There was that chunk of time, in my formative reading years, when I discovered the novels of Sidney Sheldon and Arthur Hailey. Such terrific storytellers. I was 16 when I read Hailey’s classic “Hotel,” and I still remember that white cover so perfectly. I have no idea now what it’s about, I have to admit, except the owner of the New Orleans hotel has to raise money to save it or something, and there’s an heiress, and a duchess, and a thief. So incredibly glamorous, and so cool and knowledgeable about what happens in the back of the house. I read it nonstop. Looking at it again for this article, I realize I must have had no idea what “point of view” meant back then, which allowed me to happily devour this 1959 classic.

Did you know the Excelsior Regina hotel was built just so Queen Victoria could visit the south of France? The brilliant Rhys Bowen’s “Above the Bay of Angels” reveals the magnificent place built in 1897 on a hillside in Nice. Victoria arrived on a private train with her whole court, including her cooks and a regiment of Highland Pipers, and then said, “I don’t want anybody to know I’m the queen!” If that made you smile, welcome to Bowen’s wit and impeccable storytelling. In Bowen’s book, the heroine is one of the queen’s chefs. And someone gets poisoned. Oops.



'The Sun Down Motel'

‘The Sun Down Motel’ by Simone St. James




Double timeline, double protagonists. And as one of them says, upon seeing it: The Sun Down only looked empty. But it wasn’t. Simone St. James’ new book is truly creepy. Unsettling. And gorgeously written. “What if everything I’ve seen, everything I think, is true?” says one character. I wondered about that long afterward. (It’s a place where you can check out, but you can never leave.) Did I say it’s creepy? And chilling and suspenseful, and best read with the lights on.

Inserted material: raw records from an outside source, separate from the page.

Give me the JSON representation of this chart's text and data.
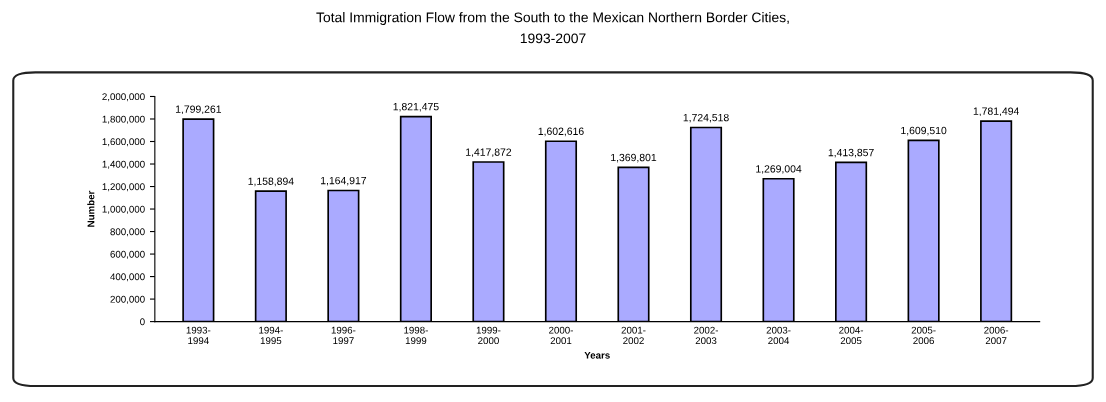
{
  "chart_data": {
    "type": "bar",
    "title": "Total Immigration Flow from the South to the Mexican Northern Border Cities,\n1993-2007",
    "xlabel": "Years",
    "ylabel": "Number",
    "categories": [
      "1993-\n1994",
      "1994-\n1995",
      "1996-\n1997",
      "1998-\n1999",
      "1999-\n2000",
      "2000-\n2001",
      "2001-\n2002",
      "2002-\n2003",
      "2003-\n2004",
      "2004-\n2005",
      "2005-\n2006",
      "2006-\n2007"
    ],
    "values": [
      1799261,
      1158894,
      1164917,
      1821475,
      1417872,
      1602616,
      1369801,
      1724518,
      1269004,
      1413857,
      1609510,
      1781494
    ],
    "color": "#aaaaff",
    "value_labels": [
      "1,799,261",
      "1,158,894",
      "1,164,917",
      "1,821,475",
      "1,417,872",
      "1,602,616",
      "1,369,801",
      "1,724,518",
      "1,269,004",
      "1,413,857",
      "1,609,510",
      "1,781,494"
    ],
    "ylim": [
      0,
      2000000
    ],
    "yticks": [
      {
        "value": 0,
        "label": "0"
      },
      {
        "value": 200000,
        "label": "200,000"
      },
      {
        "value": 400000,
        "label": "400,000"
      },
      {
        "value": 600000,
        "label": "600,000"
      },
      {
        "value": 800000,
        "label": "800,000"
      },
      {
        "value": 1000000,
        "label": "1,000,000"
      },
      {
        "value": 1200000,
        "label": "1,200,000"
      },
      {
        "value": 1400000,
        "label": "1,400,000"
      },
      {
        "value": 1600000,
        "label": "1,600,000"
      },
      {
        "value": 1800000,
        "label": "1,800,000"
      },
      {
        "value": 2000000,
        "label": "2,000,000"
      }
    ],
    "grid": false,
    "legend": false
  }
}
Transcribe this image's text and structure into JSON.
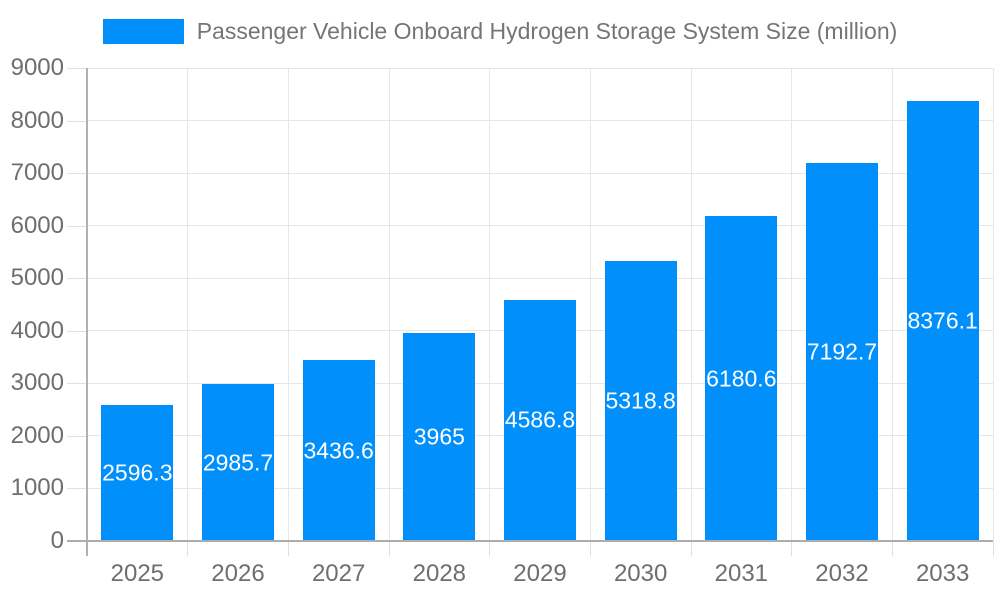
{
  "chart_data": {
    "type": "bar",
    "series_name": "Passenger Vehicle Onboard Hydrogen Storage System Size (million)",
    "categories": [
      "2025",
      "2026",
      "2027",
      "2028",
      "2029",
      "2030",
      "2031",
      "2032",
      "2033"
    ],
    "values": [
      2596.3,
      2985.7,
      3436.6,
      3965,
      4586.8,
      5318.8,
      6180.6,
      7192.7,
      8376.1
    ],
    "title": "",
    "xlabel": "",
    "ylabel": "",
    "ylim": [
      0,
      9000
    ],
    "y_ticks": [
      0,
      1000,
      2000,
      3000,
      4000,
      5000,
      6000,
      7000,
      8000,
      9000
    ],
    "grid": true,
    "legend_position": "top-center",
    "bar_color": "#008FFB",
    "value_label_color": "#ffffff",
    "axis_label_color": "#6e6e6e",
    "gridline_color": "#e6e6e6",
    "axis_line_color": "#b0b0b0",
    "background_color": "#ffffff"
  }
}
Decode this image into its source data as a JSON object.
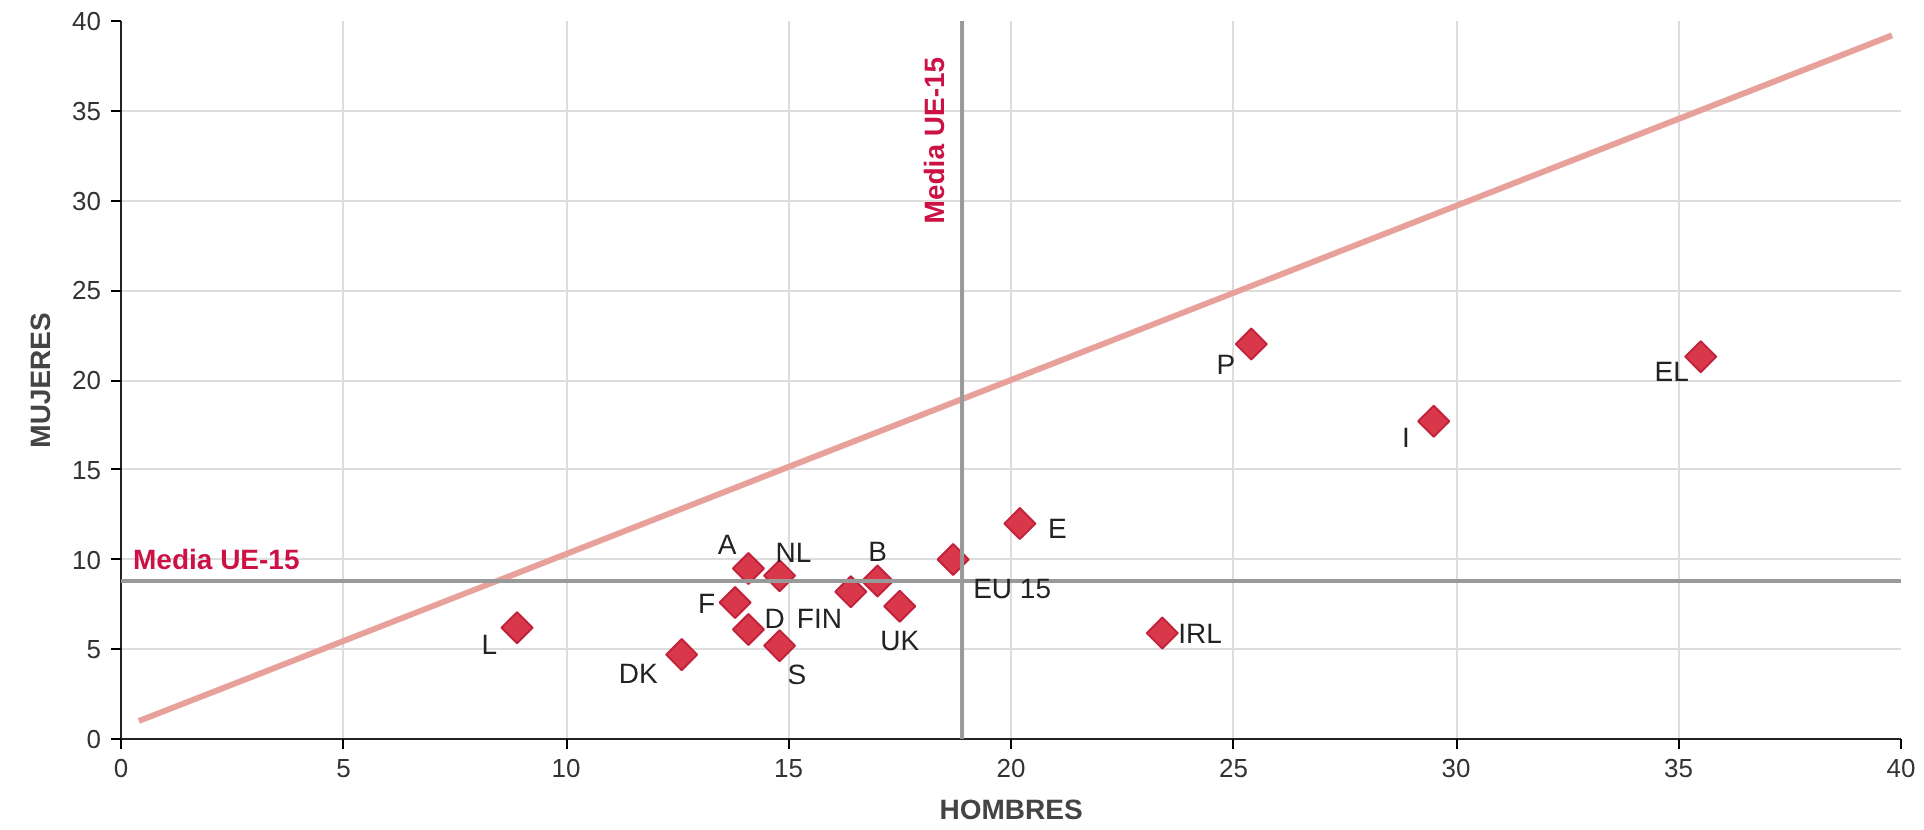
{
  "chart_data": {
    "type": "scatter",
    "xlabel": "HOMBRES",
    "ylabel": "MUJERES",
    "x": [
      8.9,
      12.6,
      14.1,
      14.8,
      13.8,
      14.1,
      14.8,
      16.4,
      17.0,
      17.5,
      18.7,
      20.2,
      23.4,
      25.4,
      29.5,
      35.5
    ],
    "series": [
      {
        "color": "#d9374a",
        "values": [
          6.2,
          4.7,
          9.5,
          9.1,
          7.6,
          6.1,
          5.2,
          8.2,
          8.8,
          7.4,
          10.0,
          12.0,
          5.9,
          22.0,
          17.7,
          21.3
        ]
      },
      {
        "type": "line",
        "marker": "none",
        "color": "#e8a09a",
        "x": [
          0.4,
          39.8
        ],
        "values": [
          1.0,
          39.2
        ]
      }
    ],
    "annotations": [
      {
        "text": "L",
        "x": 8.9,
        "y": 6.2
      },
      {
        "text": "DK",
        "x": 12.6,
        "y": 4.7
      },
      {
        "text": "A",
        "x": 14.1,
        "y": 9.5
      },
      {
        "text": "NL",
        "x": 14.8,
        "y": 9.1
      },
      {
        "text": "F",
        "x": 13.8,
        "y": 7.6
      },
      {
        "text": "D",
        "x": 14.1,
        "y": 6.1
      },
      {
        "text": "S",
        "x": 14.8,
        "y": 5.2
      },
      {
        "text": "FIN",
        "x": 16.4,
        "y": 8.2
      },
      {
        "text": "B",
        "x": 17.0,
        "y": 8.8
      },
      {
        "text": "UK",
        "x": 17.5,
        "y": 7.4
      },
      {
        "text": "EU 15",
        "x": 18.7,
        "y": 10.0
      },
      {
        "text": "E",
        "x": 20.2,
        "y": 12.0
      },
      {
        "text": "IRL",
        "x": 23.4,
        "y": 5.9
      },
      {
        "text": "P",
        "x": 25.4,
        "y": 22.0
      },
      {
        "text": "I",
        "x": 29.5,
        "y": 17.7
      },
      {
        "text": "EL",
        "x": 35.5,
        "y": 21.3
      }
    ],
    "ref_lines": [
      {
        "axis": "x",
        "value": 18.9,
        "label": "Media UE-15",
        "color": "#999999"
      },
      {
        "axis": "y",
        "value": 8.8,
        "label": "Media UE-15",
        "color": "#999999"
      }
    ],
    "xlim": [
      0,
      40
    ],
    "ylim": [
      0,
      40
    ],
    "xticks": [
      0,
      5,
      10,
      15,
      20,
      25,
      30,
      35,
      40
    ],
    "yticks": [
      0,
      5,
      10,
      15,
      20,
      25,
      30,
      35,
      40
    ],
    "grid": true,
    "marker": "diamond",
    "line_style": "solid"
  }
}
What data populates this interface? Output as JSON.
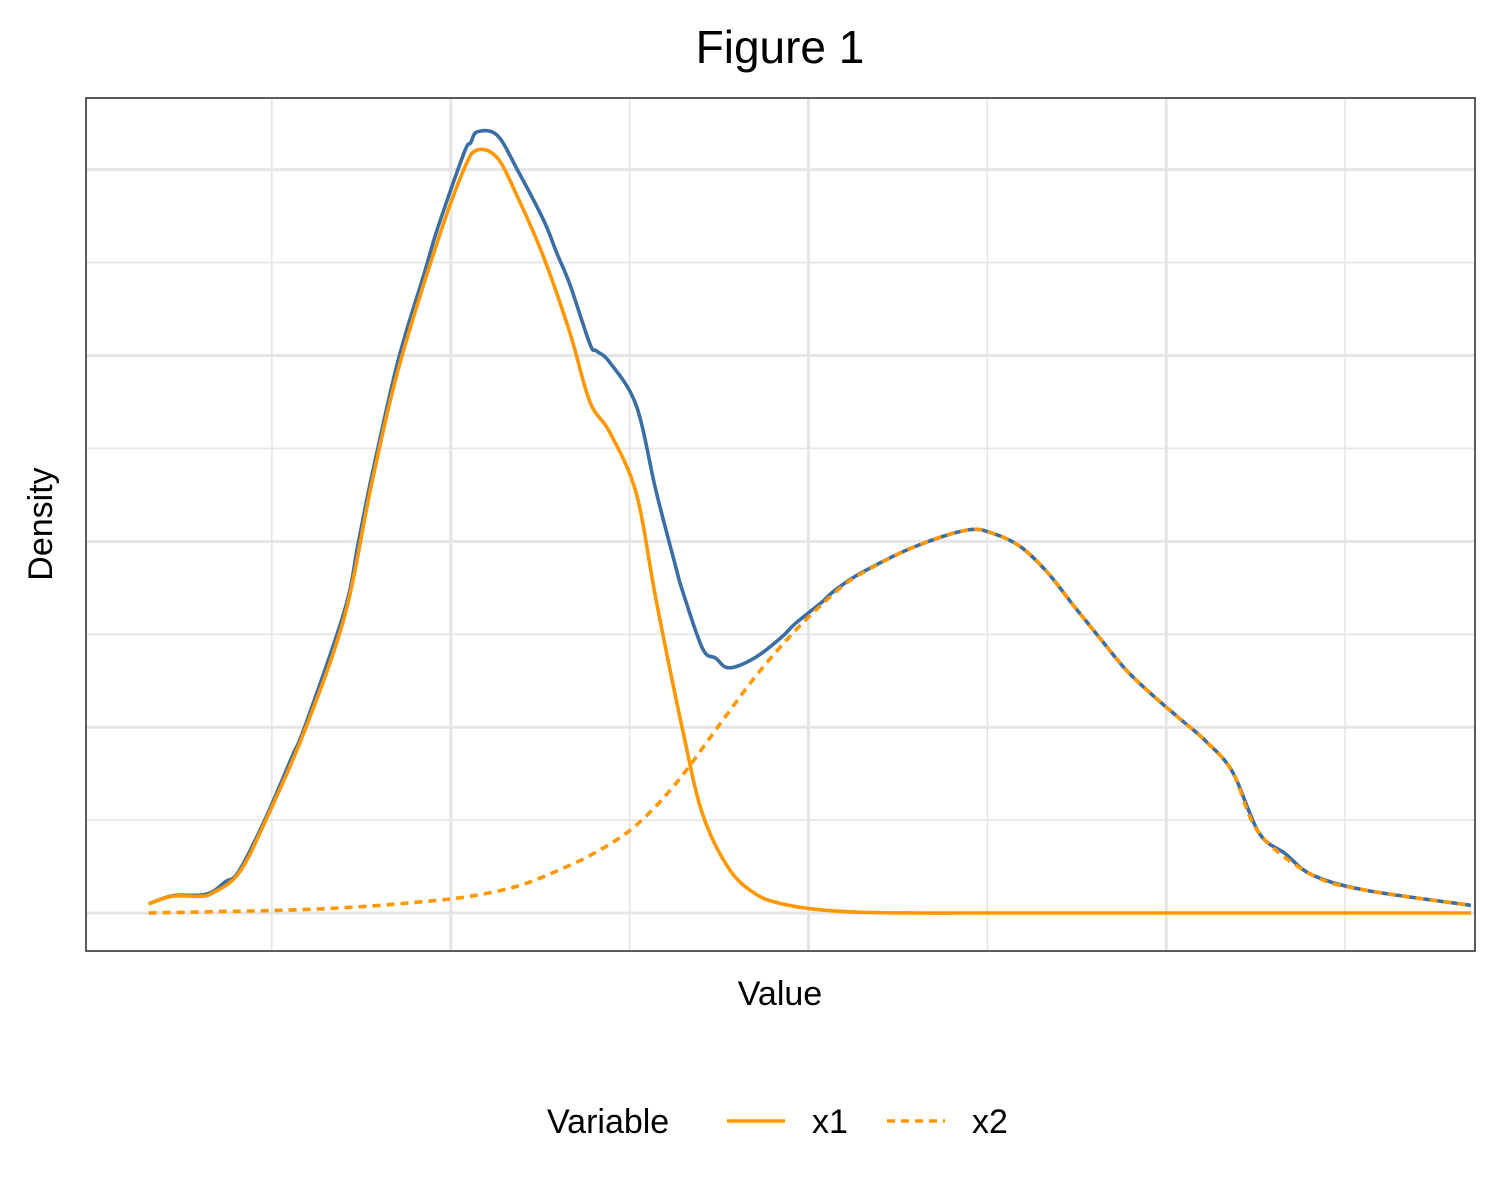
{
  "chart_data": {
    "type": "line",
    "title": "Figure 1",
    "xlabel": "Value",
    "ylabel": "Density",
    "xlim": [
      0,
      100
    ],
    "ylim": [
      0,
      1
    ],
    "grid": true,
    "tick_labels_shown": false,
    "legend": {
      "title": "Variable",
      "position": "bottom",
      "entries": [
        {
          "name": "x1",
          "linetype": "solid"
        },
        {
          "name": "x2",
          "linetype": "dotted"
        }
      ]
    },
    "colors": {
      "total": "#3a6ea5",
      "component": "#ff9800",
      "grid": "#e5e5e5",
      "border": "#333333"
    },
    "series": [
      {
        "name": "x1",
        "linetype": "solid",
        "color": "#ff9800",
        "x": [
          4.2,
          6,
          8,
          9,
          11,
          13,
          16,
          19,
          21,
          23,
          26,
          28,
          29,
          30.5,
          32,
          34,
          36,
          37.5,
          39,
          41,
          42.5,
          44.5,
          46,
          48,
          50,
          52,
          55,
          58,
          62,
          66,
          70,
          75,
          80,
          90,
          104
        ],
        "y": [
          0.012,
          0.022,
          0.022,
          0.026,
          0.052,
          0.12,
          0.24,
          0.39,
          0.56,
          0.71,
          0.88,
          0.975,
          1.0,
          0.99,
          0.94,
          0.86,
          0.76,
          0.67,
          0.63,
          0.55,
          0.41,
          0.24,
          0.13,
          0.058,
          0.025,
          0.012,
          0.004,
          0.001,
          0.0,
          0.0,
          0.0,
          0.0,
          0.0,
          0.0,
          0.0
        ]
      },
      {
        "name": "x2",
        "linetype": "dotted",
        "color": "#ff9800",
        "x": [
          4.2,
          10,
          15,
          20,
          25,
          28.5,
          32,
          35,
          38,
          41,
          44,
          47,
          50,
          53,
          56,
          58,
          62,
          66,
          68,
          70,
          72,
          74,
          76,
          78,
          80,
          82,
          84,
          86,
          88,
          92,
          96,
          104
        ],
        "y": [
          0.0,
          0.002,
          0.004,
          0.008,
          0.015,
          0.022,
          0.035,
          0.055,
          0.08,
          0.115,
          0.17,
          0.24,
          0.31,
          0.37,
          0.42,
          0.445,
          0.48,
          0.502,
          0.497,
          0.48,
          0.447,
          0.403,
          0.36,
          0.318,
          0.285,
          0.255,
          0.225,
          0.185,
          0.105,
          0.05,
          0.03,
          0.01
        ]
      }
    ]
  }
}
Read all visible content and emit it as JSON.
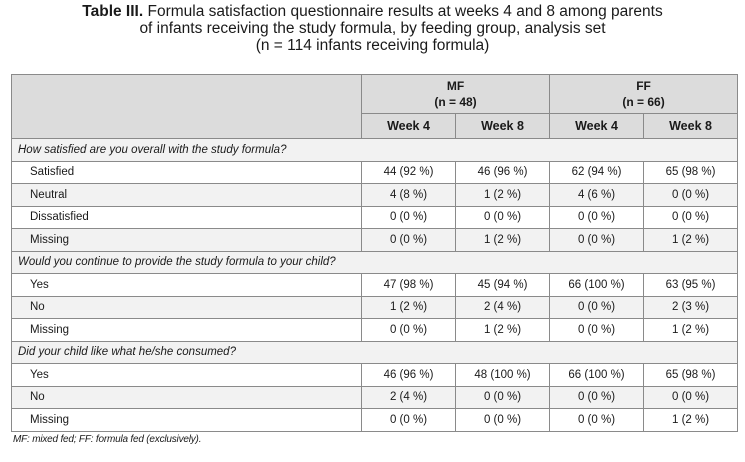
{
  "caption": {
    "label": "Table III.",
    "text_line1": " Formula satisfaction questionnaire results at weeks 4 and 8 among parents",
    "text_line2": "of infants receiving the study formula, by feeding group, analysis set",
    "text_line3": "(n = 114 infants receiving formula)"
  },
  "groups": [
    {
      "name": "MF",
      "n": "(n = 48)"
    },
    {
      "name": "FF",
      "n": "(n = 66)"
    }
  ],
  "weeks": [
    "Week 4",
    "Week 8",
    "Week 4",
    "Week 8"
  ],
  "sections": [
    {
      "question": "How satisfied are you overall with the study formula?",
      "rows": [
        {
          "label": "Satisfied",
          "values": [
            "44 (92 %)",
            "46 (96 %)",
            "62 (94 %)",
            "65 (98 %)"
          ]
        },
        {
          "label": "Neutral",
          "values": [
            "4 (8 %)",
            "1 (2 %)",
            "4 (6 %)",
            "0 (0 %)"
          ]
        },
        {
          "label": "Dissatisfied",
          "values": [
            "0 (0 %)",
            "0 (0 %)",
            "0 (0 %)",
            "0 (0 %)"
          ]
        },
        {
          "label": "Missing",
          "values": [
            "0 (0 %)",
            "1 (2 %)",
            "0 (0 %)",
            "1 (2 %)"
          ]
        }
      ]
    },
    {
      "question": "Would you continue to provide the study formula to your child?",
      "rows": [
        {
          "label": "Yes",
          "values": [
            "47 (98 %)",
            "45 (94 %)",
            "66 (100 %)",
            "63 (95 %)"
          ]
        },
        {
          "label": "No",
          "values": [
            "1 (2 %)",
            "2 (4 %)",
            "0 (0 %)",
            "2 (3 %)"
          ]
        },
        {
          "label": "Missing",
          "values": [
            "0 (0 %)",
            "1 (2 %)",
            "0 (0 %)",
            "1 (2 %)"
          ]
        }
      ]
    },
    {
      "question": "Did your child like what he/she consumed?",
      "rows": [
        {
          "label": "Yes",
          "values": [
            "46 (96 %)",
            "48 (100 %)",
            "66 (100 %)",
            "65 (98 %)"
          ]
        },
        {
          "label": "No",
          "values": [
            "2 (4 %)",
            "0 (0 %)",
            "0 (0 %)",
            "0 (0 %)"
          ]
        },
        {
          "label": "Missing",
          "values": [
            "0 (0 %)",
            "0 (0 %)",
            "0 (0 %)",
            "1 (2 %)"
          ]
        }
      ]
    }
  ],
  "footnote": "MF: mixed fed; FF: formula fed (exclusively)."
}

Let me just tell you what’s on the back cover of Robert Bloch’s “Psycho.” “It was a dark and stormy night when Mary Crane glimpsed the unlit neon sign announcing the vacancy of the Bates Motel. Exhausted, lost, and at the end of her rope, she was eager for a hot shower and a bed for the night. Her room was musty but clean, and the plumbing worked. Norman Bates, the manager, seemed nice, if a little odd … ” Did you just burst out laughing? As I wrote this article, I realized I’d never actually read the 1959 book. So I started, and it is irresistible. Fascinating thing: it’s based on a true story. Which seems to presage “The Silence of the Lambs.”



'Psycho'

‘Psycho’ by Robert Bloch




Agatha Christie’s “At Bertram’s Hotel” takes Miss Marple to London, to the doppelgänger of Brown’s, one of Christie’s favorite hotels. Bertram’s is proof that people are rarely what they seem, and in Agatha Christie’s hotels especially. And speaking of, The Swan Hydropathic Hotel in Harrogate, where the Queen of Mystery was found to have spent her “missing” weeks, is the setting for Andrew Wilson’s brilliant “A Talent For Murder.” Maybe read these two together.



"The Hotel Neversink"

“The Hotel Neversink” by Adam O’Fallon-Price




“The Hotel Neversink” won Adam O’Fallon-Price the Edgar for Best Novel of 2020. For structure and construction alone, this book is a treasure, each puzzle piece building the story, just like the pieces of a hotel and its fascinating history. Each chapter is a person’s name, and chapter in the life of the Sikorsky family, proprietors of this unique place. Like its predecessor, “Grand Hotel,” it’s full of the past and full of secrets, and Adam O’Fallon-Price knows how to wrap you in a gorgeous mystery.

I miss hotels. But until we’re back to real life, there’s also John Irving’s “Hotel New Hampshire,” and Fiona Davis’ “The Chelsea Girls.” And the key to your reading enjoyment will never get demagnetized.